Director: Jim Threapelton
Screenwriter: Jim Threapelton
Running Time: 77 mins
It doesn’t seem fair to criticise a film on its overly liberal narrative when it opens with a sneer inducing quote from Dick Cheney. What did you expect? Yet Jim Threapelton’s Extraordinary Rendition both benefits from and suffers because of its overt political leanings. In the film a London school teacher Zaafir (Omar Berdouni) is snatched off the street by an unknown group of people (presumably the CIA) taken to another country to side step domestic judiciary issues and tortured for information over a period of several weeks. The film adopts a non-linear narrative as we see Zaafir before, during and after his ordeal reflecting different stages of his psyche and personality.
The subject matter is striking, and a title card informing us that 1,100 people have suffered this human rights nightmare since September 2001 is enough to make anyone queasy regardless of your political leanings on the issue. Yet Threapelton’s script is too much of a left wing simplification of the issue. Zaafir is a politics lecturer who stretches his student’s minds on contemporary issues as he hovers in front of a blackboard with “terrorist or freedom fighter?” in big chalk letters. He’s also a Muslim with a white Catholic wife (Ania Sowinski) who manages to fit basketball and prayer into his daily schedule. He’s perfect character pulpit from which to preach, and even if Threapelton’s message is one I entirely agree with, there is a very one minded account. The scenes of post-rendition Zaafir attending hate marches with Berdouni’s wonderfully expressive eyes now filled with hate feel a little too easy and neat an ending.

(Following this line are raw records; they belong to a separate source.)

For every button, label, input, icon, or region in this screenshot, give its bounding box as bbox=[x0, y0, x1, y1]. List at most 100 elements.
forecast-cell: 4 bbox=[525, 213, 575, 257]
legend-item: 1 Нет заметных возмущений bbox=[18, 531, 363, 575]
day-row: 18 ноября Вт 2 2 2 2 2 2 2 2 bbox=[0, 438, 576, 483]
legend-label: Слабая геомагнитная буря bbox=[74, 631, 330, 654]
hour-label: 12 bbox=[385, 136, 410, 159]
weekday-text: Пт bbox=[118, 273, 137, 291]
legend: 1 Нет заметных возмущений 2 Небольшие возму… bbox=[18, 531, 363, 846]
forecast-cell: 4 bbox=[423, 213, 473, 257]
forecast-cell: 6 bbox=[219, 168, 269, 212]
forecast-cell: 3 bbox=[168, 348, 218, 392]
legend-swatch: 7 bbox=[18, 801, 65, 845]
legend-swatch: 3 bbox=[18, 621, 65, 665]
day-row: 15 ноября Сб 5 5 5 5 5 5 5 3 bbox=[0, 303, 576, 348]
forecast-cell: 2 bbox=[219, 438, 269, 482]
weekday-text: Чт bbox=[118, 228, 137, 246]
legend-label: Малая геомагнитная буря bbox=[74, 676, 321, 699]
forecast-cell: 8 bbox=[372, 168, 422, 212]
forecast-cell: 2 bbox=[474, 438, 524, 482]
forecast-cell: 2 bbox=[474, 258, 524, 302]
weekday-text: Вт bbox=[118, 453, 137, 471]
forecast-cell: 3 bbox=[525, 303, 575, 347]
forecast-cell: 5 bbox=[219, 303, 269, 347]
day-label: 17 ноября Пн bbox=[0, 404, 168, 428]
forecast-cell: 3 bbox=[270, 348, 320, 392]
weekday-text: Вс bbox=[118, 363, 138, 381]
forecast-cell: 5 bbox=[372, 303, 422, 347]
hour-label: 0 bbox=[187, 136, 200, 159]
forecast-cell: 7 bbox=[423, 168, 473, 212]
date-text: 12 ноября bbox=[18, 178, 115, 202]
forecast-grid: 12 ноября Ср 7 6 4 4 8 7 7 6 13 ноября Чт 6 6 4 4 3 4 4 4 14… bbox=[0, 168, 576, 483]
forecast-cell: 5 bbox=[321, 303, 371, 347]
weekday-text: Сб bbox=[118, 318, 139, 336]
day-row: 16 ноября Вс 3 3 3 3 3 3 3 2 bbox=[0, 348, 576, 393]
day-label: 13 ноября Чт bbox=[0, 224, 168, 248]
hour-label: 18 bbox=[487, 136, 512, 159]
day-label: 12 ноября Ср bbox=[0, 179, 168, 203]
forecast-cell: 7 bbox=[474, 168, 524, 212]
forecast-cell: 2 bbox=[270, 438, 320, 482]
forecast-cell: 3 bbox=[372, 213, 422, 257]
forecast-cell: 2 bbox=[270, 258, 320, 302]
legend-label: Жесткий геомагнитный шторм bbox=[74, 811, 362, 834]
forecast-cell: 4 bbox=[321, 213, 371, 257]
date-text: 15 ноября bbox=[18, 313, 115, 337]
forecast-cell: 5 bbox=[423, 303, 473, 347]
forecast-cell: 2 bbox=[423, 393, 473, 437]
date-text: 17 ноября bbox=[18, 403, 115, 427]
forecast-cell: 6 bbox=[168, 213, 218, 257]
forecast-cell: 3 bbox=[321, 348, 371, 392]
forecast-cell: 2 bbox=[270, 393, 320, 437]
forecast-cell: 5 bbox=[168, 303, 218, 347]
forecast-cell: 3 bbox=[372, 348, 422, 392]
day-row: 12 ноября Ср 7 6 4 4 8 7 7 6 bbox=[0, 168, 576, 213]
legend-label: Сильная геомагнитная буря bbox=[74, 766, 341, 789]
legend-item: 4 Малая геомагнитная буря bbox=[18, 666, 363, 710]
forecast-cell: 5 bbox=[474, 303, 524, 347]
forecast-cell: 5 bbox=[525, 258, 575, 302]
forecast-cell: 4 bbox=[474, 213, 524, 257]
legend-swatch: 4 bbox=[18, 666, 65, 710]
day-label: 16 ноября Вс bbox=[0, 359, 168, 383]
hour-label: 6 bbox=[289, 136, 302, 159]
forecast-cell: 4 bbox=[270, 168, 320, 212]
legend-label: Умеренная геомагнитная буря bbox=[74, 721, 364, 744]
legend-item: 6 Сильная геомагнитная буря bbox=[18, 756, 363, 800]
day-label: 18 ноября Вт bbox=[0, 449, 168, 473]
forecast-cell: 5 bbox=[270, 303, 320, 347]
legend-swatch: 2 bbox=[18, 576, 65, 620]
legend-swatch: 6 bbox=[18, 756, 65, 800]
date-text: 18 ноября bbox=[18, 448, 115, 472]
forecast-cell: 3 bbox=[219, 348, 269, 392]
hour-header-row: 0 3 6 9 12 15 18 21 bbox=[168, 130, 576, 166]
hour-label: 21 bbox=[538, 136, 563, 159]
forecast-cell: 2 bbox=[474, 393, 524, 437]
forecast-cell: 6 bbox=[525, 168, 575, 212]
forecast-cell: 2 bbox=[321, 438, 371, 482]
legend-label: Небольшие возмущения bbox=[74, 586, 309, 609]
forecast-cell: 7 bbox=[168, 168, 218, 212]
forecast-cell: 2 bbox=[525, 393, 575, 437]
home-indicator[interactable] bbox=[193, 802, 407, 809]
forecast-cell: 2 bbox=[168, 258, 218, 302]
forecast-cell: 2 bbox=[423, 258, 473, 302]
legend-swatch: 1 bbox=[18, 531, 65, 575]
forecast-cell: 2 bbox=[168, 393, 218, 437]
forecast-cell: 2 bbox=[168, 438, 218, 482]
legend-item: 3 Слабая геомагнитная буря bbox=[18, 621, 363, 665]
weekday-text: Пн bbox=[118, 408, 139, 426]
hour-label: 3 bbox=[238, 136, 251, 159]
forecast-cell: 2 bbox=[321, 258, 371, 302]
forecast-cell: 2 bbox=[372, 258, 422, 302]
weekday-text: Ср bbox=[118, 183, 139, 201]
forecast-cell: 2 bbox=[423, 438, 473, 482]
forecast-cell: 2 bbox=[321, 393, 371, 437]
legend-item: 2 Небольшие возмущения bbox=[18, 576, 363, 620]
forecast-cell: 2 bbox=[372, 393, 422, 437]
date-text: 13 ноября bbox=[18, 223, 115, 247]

On the plus side Threapelton emerges from EIFF as another excellent first time director and lead actor Berdouni is surely one of the finest young actors working today, and thankfully he makes brave choices. It’s thanks to him that Zaafir emerges as a likeable character whose fate we become attached to; he has a natural magnetism that overcomes the cipher like character and his chemistry with on screen wife Sowinski is really engaging. Extraordinary Rendition is an important story made by tremendously talented individuals, yet the issue is far more complicated than simply ‘rendition creates terrorists, even out of uber-liberals.’